“Procrastination is the bad habit of putting of until the day after tomorrow what should have been done the day before yesterday.”
– Napoleon Hill
On Tuesday I ran out of work. By staying in over the weekend I managed to accomplish everything I had to. Because of the cold, and because I didn’t feel like going anywhere, I decided to stay in and goof off. I spent the day doing nothing. It was terrible.
By late afternoon I wanted to do something. I intended on writing some content for my affiliate site. I actually could not write. When I sat down it was impossible for me to formulate a single sentence. I felt physically ill.
I ended up just sitting there. It was like I’d transformed into a slug. My mind kept making up excuses for me not to write anything. I wanted to write, but my brain was sabotaging me.
I sunk into depression for about an hour. My entire mind was going haywire. For reasons unknown I was completely incapable of doing anything.

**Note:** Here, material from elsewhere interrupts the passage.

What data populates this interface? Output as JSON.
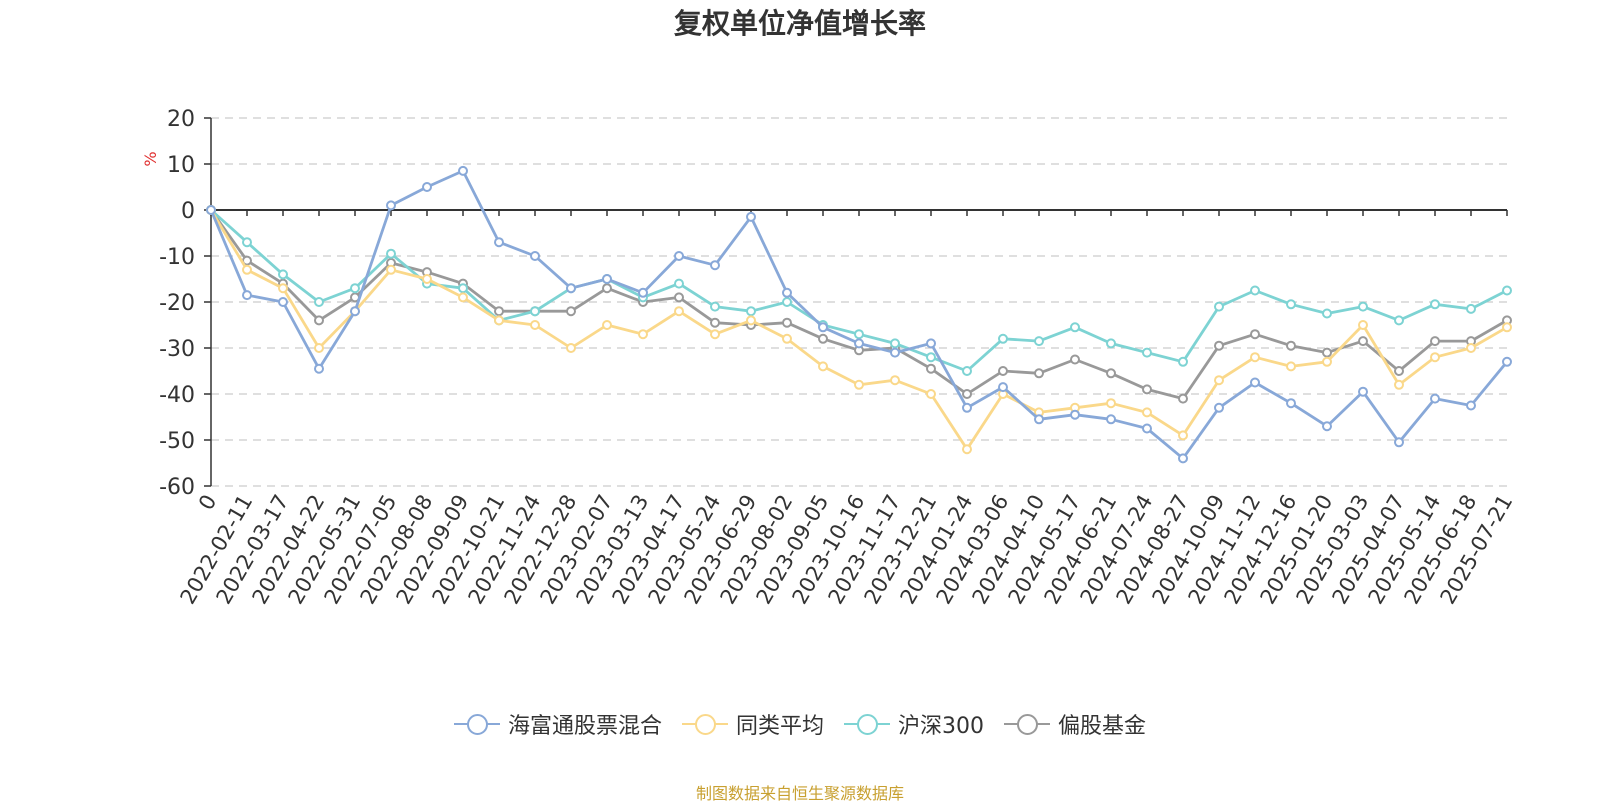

After awhile I managed pick up an index card and write down some tasks. I started by doing some reading. It was a simple goal and I easily met it. After that I moved on to some loftier projects. By midnight I’d met most of my goals and chalked up quite a few points for my daily challenge.
A few lessons I took away from my experience:
- If you don’t have a focus you’ll end up aimless.
This might sound a little obvious, but it’s true. It’s easy to pick up a game or browse YouTube, only to discover that half the day has already passed. 24 hours is a lot longer than most people realize.
- Being aimless sucks.
I theorize that a good 80% of depression cases are caused by idleness. If you have something that you’re working towards, you won’t have time for self doubt.
- Motivation builds on itself.
This is something I often forget. When you’re winning it’s easy to expand and take on new challenges. If you’re loafing around a simple task will feel daunting.
- You can only blame yourself.
I could have sat around being miscible and used the weather or “writer’s block” as a scapegoat for my inactivity. It probably would have even made me feel better… For a few minutes.
While I didn’t have a severe case of depression, I was pretty bummed for several hours. By giving myself something to do I managed to take my mind off my problems and get myself back on track.